Non vedeva l’ora Donald Trump di riprendere a fare a cattozzi, verbalmente parlando, con qualcuno dei suoi ‘nemici giurati’. E domenica il presidente iraniano Hassan Rohani gli ha servito un assist forse insperato, ammonendolo: “Non giochi con la coda del leone, altrimenti se ne pentirà”. Trump ha ovviamente risposto via Twitter, con un “Fai attenzione” che suona invettiva alla “Vae victis!”: “Non minacciare mai più gli Stati Uniti – scrive il magnate presidente, dando forza a modo suo al tweet infittendolo di maiuscole – o ne pagherete le conseguenze, come pochi nella storia ne hanno sofferte prima. Siamo un Paese che non tollererà più le vostre stupide parole di violenza e morte”.
Dopo essersi mostrato ‘pappa e ciccia’ con Kim Jong-un, il dittatore nord-coreano, ed avere fatto l’amicone con Vladimir Putin, il presidente russo, Trump si ritrova nel suo terreno ‘diplomatico’ preferito, la rissa verbale. E al monito sono subito seguiti i fatti, anzi ancora le parole, del segretario di Stato Mike Pompeo, che mette sotto tiro la guida suprema dell’Iran, l’ayatollah Ali Khamenei.
Per il segretario di Stato Usa, la guida suprema dispone di un fondo segreto personale da 95 miliardi di dollari non tassato e utilizzato dalle Guardie della rivoluzione islamica, i Pasdaran. “Il livello di corruzione e ricchezza tra i leader del regime dimostra che l’Iran é gestito da qualcosa che somiglia alla mafia più che a un governo”, sostiene Pompeo, secondo quanto riferisce la Cnn online.
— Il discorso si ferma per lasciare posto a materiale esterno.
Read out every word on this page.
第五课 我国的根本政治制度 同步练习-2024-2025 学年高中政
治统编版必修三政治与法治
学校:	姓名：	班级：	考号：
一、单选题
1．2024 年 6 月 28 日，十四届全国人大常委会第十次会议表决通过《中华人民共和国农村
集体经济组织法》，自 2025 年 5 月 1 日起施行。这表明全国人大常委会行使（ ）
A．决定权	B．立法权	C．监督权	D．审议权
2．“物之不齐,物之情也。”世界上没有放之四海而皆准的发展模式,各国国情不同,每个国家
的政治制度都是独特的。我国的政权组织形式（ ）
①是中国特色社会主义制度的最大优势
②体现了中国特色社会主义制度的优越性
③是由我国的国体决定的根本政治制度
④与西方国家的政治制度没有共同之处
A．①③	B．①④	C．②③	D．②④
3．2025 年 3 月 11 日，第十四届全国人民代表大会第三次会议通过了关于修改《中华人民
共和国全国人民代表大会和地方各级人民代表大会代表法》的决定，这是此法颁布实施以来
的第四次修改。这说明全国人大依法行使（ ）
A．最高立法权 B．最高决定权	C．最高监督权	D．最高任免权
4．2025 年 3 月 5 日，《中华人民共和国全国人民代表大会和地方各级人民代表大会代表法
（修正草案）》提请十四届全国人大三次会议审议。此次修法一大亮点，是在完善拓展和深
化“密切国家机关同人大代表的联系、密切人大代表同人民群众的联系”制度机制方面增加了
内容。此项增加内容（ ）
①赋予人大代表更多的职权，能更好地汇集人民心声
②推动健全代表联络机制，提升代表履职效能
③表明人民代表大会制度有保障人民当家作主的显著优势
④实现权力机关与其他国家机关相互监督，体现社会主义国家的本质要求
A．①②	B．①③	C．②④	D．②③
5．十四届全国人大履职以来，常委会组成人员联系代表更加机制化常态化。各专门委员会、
E di lì parte un’escalation sempre verbale: “La parole di Pompeo ne mostrano l’incapacità”, il ministero degli Esteri iraniano; “Se sgarrano, la pagheranno carissima”, il consigliere di Trump John Bolton, anti-iraniano fino al midollo; “Trump è uno stupido e un incapace”, il potente ministro iraniano Larijani.
Teheran e Washington sono a un punto di non ritorno sulla strada del confronto? Impossibile dirlo. Certo è che l’Amministrazione Trump tira la corda dei rapporti con l’Iran: prima, la denuncia dell’accorso sul nucleare condiviso con Russia, Cina, Gran Bretagna, Francia e Germania (e la cui validità è stata confermata da tutti gli altri contraenti); poi, il ripristino delle sanzioni (che dall’autunno potrebbero colpire anche le aziende non americane che continuino a fare affari con Teheran); e ancora il rapporto privilegiato con Israele e con l’Arabia Saudita, accomunati dal desiderio di circoscrivere e limitare l’influenza sciita iraniana nella Regione. Il ruolo dell’Iran è stato uno dei punti di dissenso dell’incontro di Trump con Putin a Helsinki lunedì 16 luglio.
A riaccendere la miccia delle polemiche è stato però Rohani, che sente la pressione di conservatori e integralisti. L’espressione idiomatica “non giocare con la coda del leone” equivale a “scherzare col fuoco”.
“Signor Trump, – ha detto Rohani parlando agli ambasciatori iraniani -, noi siamo uomini d’onore e siamo quelli che hanno garantito la sicurezza dello stretto di Hormuz nella storia”. E ha aggiunto: “L’Iran é un padrone e non sarà il servitore o il tuttofare di nessuno”. Gli Usa dovrebbero capire che “la pace con l’Iran é la madre di tutte le paci, mq la guerra con l’Iran é la madre di tutte le guerre” – e anche questa è una citazione che mette i brividi, evocando il Saddam Hussein del 1991 e del 2003.